Mooncollar regarded Crassmor for a moment, the silken page held in the air. Then he relaxed, whisking it back into his cassock with elaborate indifference. “To be sure; what hurry, eh? We are willing to be patient.”
“Does ‘we’ include my uncle Furd?”
Mooncollar waggled a finger. “That you’ll find out when we have your pledge.”
The monk turned the talk to other things, drawing Crassmor into it. The knight went along with a show of comradery, gulping down his much-weakened wine. They laughed and gossiped and made faces over the telling of risqué stories.
After one such, Mooncollar said, “By the way, is that clock quite on time? I must leave not long after midnight, to arrive at my priory in time for matins.”
The clock was a famous furnishing of the lodge, well known for its accuracy, a much-prized precision piece of Combard’s. Crassmor assured the monk that it was on time, and knew that, here in the forest, no temple bell or town crier could prove otherwise.
“That leaves us time for a song or two,” Mooncollar declared. “What say?”

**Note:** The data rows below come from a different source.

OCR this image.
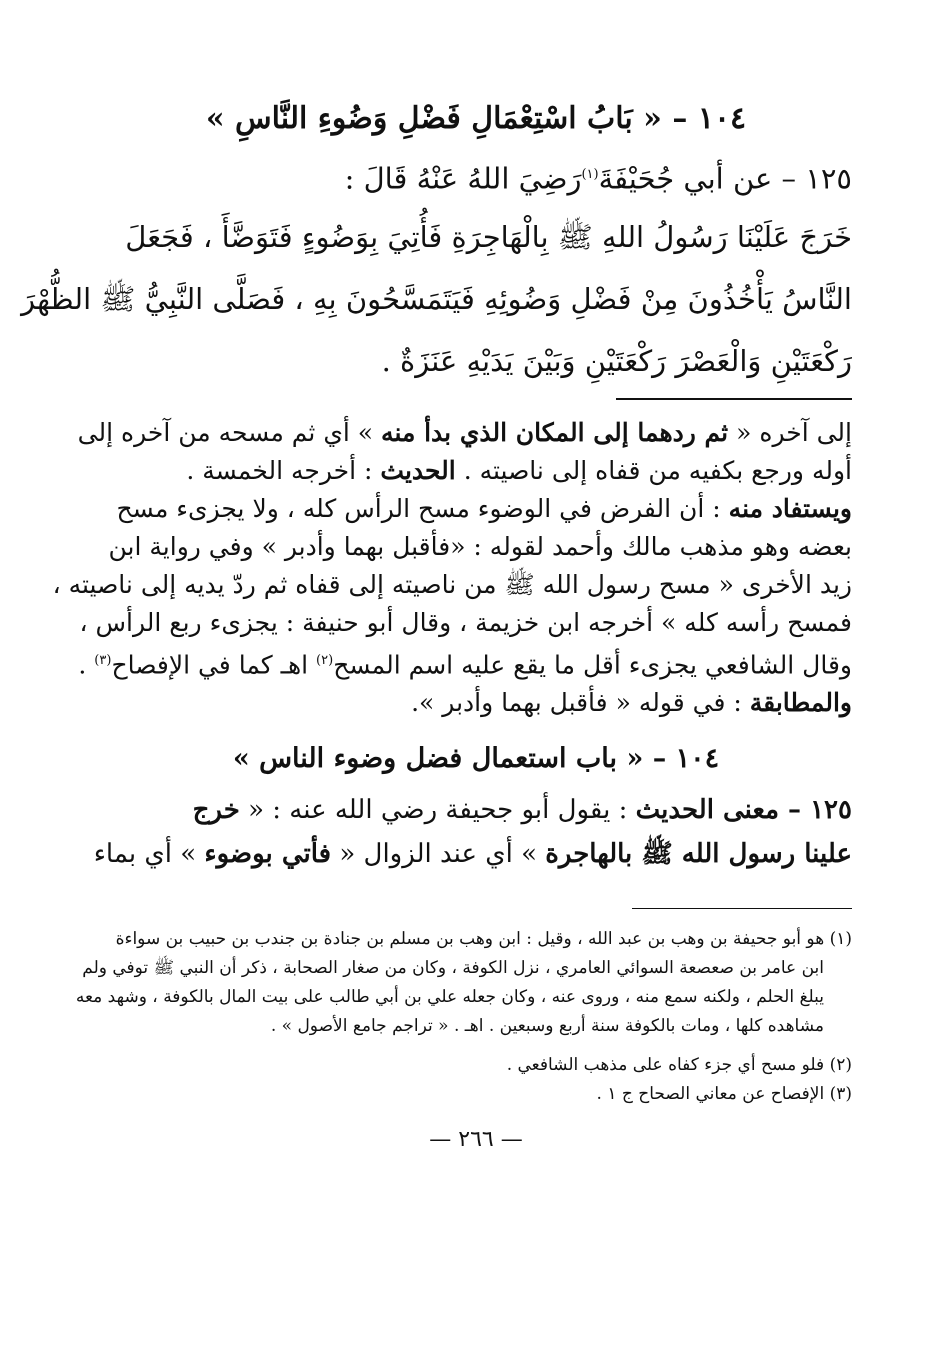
١٠٤ – « بَابُ اسْتِعْمَالِ فَضْلِ وَضُوءِ النَّاسِ »
١٢٥ – عن أبي جُحَيْفَةَ$^{(١)}$رَضِيَ اللهُ عَنْهُ قَالَ :
خَرَجَ عَلَيْنَا رَسُولُ اللهِ ﷺ بِالْهَاجِرَةِ فَأُتِيَ بِوَضُوءٍ فَتَوَضَّأَ ، فَجَعَلَ
النَّاسُ يَأْخُذُونَ مِنْ فَضْلِ وَضُوئِهِ فَيَتَمَسَّحُونَ بِهِ ، فَصَلَّى النَّبِيُّ ﷺ الظُّهْرَ
رَكْعَتَيْنِ وَالْعَصْرَ رَكْعَتَيْنِ وَبَيْنَ يَدَيْهِ عَنَزَةٌ .
إلى آخره « ثم ردهما إلى المكان الذي بدأ منه » أي ثم مسحه من آخره إلى
أوله ورجع بكفيه من قفاه إلى ناصيته . الحديث : أخرجه الخمسة .
ويستفاد منه : أن الفرض في الوضوء مسح الرأس كله ، ولا يجزىء مسح
بعضه وهو مذهب مالك وأحمد لقوله : «فأقبل بهما وأدبر » وفي رواية ابن
زيد الأخرى « مسح رسول الله ﷺ من ناصيته إلى قفاه ثم ردّ يديه إلى ناصيته ،
فمسح رأسه كله » أخرجه ابن خزيمة ، وقال أبو حنيفة : يجزىء ربع الرأس ،
وقال الشافعي يجزىء أقل ما يقع عليه اسم المسح$^{(٢)}$ اهـ كما في الإفصاح$^{(٣)}$ .
والمطابقة : في قوله « فأقبل بهما وأدبر ».
١٠٤ – « باب استعمال فضل وضوء الناس »
١٢٥ – معنى الحديث : يقول أبو جحيفة رضي الله عنه : « خرج
علينا رسول الله ﷺ بالهاجرة » أي عند الزوال « فأتي بوضوء » أي بماء
(١) هو أبو جحيفة بن وهب بن عبد الله ، وقيل : ابن وهب بن مسلم بن جنادة بن جندب بن حبيب بن سواءة
ابن عامر بن صعصعة السوائي العامري ، نزل الكوفة ، وكان من صغار الصحابة ، ذكر أن النبي ﷺ توفي ولم
يبلغ الحلم ، ولكنه سمع منه ، وروى عنه ، وكان جعله علي بن أبي طالب على بيت المال بالكوفة ، وشهد معه
مشاهده كلها ، ومات بالكوفة سنة أربع وسبعين . اهـ . « تراجم جامع الأصول » .
(٢) فلو مسح أي جزء كفاه على مذهب الشافعي .
(٣) الإفصاح عن معاني الصحاح ج ١ .
— ٢٦٦ —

Crassmor was all in favor of it. He took up a lyre that rested on a shelf, one he’d often used in the lodge before as he’d pursued the world’s oldest, gentlest, friendliest sport. Hamdor kept the lyre tuned; Crassmor made a great show of tuning it anyway, refamiliarizing himself with it. It was after the eleventh hour by the water clock that Mooncollar joined his rather shaky alto with Crassmor’s solid voice. They had a good go at “More’s the Pity” and derived enough confidence for an assault on “The Tale of the Slower Hare.” At Mooncollar’s instigation, Crassmor sang the long, sad “Ballad of Amelia Earhart.”